Моя покойная мама из лучших побуждений чуть было не отбила у меня всякую охоту к литературе. Мечтая вырастить меня человеком культурным, она заставляла писать рецензии на прочитанные книги. Это кончилось тем, что я перестал читать, чтобы не писать эти самые рецензии. И на какое-то время увлёкся математикой. Зато потом, как все нормальные люди, я начал сочинять стихи.
Есть даже такой феномен в школьной психологии: сам пишу, других не читаю. Это был мой случай: сам писал, а читать не хотел
И пошел я во Дворец пионеров записываться в кружок рисования, а заодно, по необъяснимой прихоти, записался в кружок литературного творчества к Зинаиде Николаевне Новлянской. Она и развернула меня к литературе, а в 1980-м я сам уже начал вести кружок в том же Дворце.
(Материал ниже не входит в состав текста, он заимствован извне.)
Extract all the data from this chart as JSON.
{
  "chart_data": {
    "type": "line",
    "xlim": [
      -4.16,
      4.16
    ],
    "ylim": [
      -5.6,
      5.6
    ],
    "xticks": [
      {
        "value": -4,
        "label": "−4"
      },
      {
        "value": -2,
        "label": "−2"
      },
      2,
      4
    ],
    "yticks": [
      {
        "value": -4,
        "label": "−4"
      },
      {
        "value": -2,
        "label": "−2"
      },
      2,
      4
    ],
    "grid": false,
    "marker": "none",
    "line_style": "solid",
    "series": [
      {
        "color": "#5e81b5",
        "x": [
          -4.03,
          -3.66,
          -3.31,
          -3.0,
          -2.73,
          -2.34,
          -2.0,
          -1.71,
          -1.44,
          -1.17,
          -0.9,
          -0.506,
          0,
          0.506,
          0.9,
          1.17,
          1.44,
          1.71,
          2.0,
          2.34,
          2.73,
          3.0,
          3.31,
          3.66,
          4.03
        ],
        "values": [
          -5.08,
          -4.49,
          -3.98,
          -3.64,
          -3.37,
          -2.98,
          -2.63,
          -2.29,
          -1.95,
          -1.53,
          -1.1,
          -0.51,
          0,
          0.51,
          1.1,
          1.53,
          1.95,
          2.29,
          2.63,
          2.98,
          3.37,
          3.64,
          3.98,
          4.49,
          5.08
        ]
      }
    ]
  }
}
Почему история и география умирают
Судя по собеседованиям, которые мы не первый год проводим в Вышке, могу твёрдо сказать, что география как массовый предмет умерла. А история как набор фактов близка к состоянию комы. И вообще всё, что нужно запоминать, нынешние выпускники школ знают плохо. А соображают в разы лучше: многие умеют быстро соотнести разнородные элементы и дать разумную интерпретацию нового материала. То есть аналитические способности выросли, а в том, что касается конкретных знаний, всё печально.
Если продолжать тему сравнения с СССР, то тогда всё было ровно наоборот. Иногда говорят: ну и пусть, главное, чтобы понимали, а информацию найдут в интернете. Но какая-то база, ориентиры и в прошлом, и в настоящем должны быть. История, строго говоря, — это карта времени: надо представлять, что с чем соотносится, что чему предшествовало, что за чем следовало, как одно связано с другим. А географическая карта — карта пространственных соотнесений. Значит, мы угодили в мир, где ничто ни с чем не соотносится, но при этом всё словно бы просвечено рентгеном.
О работе над учебником по литературе
У нас с соавтором, директором подмосковной гимназии «Образ» Татьяной Смирновой, сейчас полубезумное состояние: вычитываем гранки, вёрстки, сверки всей учебной линии по литературе общей школы. Обязаны успеть к осени, потому что близится грифование, и в какую секунду оно будет назначено, мы не знаем.
Работа для меня необычайно важная. Но при этом необходимо понимать: учебник всё-таки надстроен над школьным процессом. Он, говоря словами Митрофанушки, «прилагательно», а не «существительно». Каким бы продвинутым он ни был, он всё равно компромиссен.
Составитель учебника не должен тешить себя иллюзией, будто бы он в одиночку поменяет школьный процесс в лучшую сторону
Хотя сделать это в худшую сторону при большом старании, наверное, можно. Учебник даёт некоторый фундамент, на котором строится главное — здание предмета. И строит это здание учитель, а не автор учебника. Поэтому последний ни в коем случае не должен мешать учителю проявлять его право на свободный выбор.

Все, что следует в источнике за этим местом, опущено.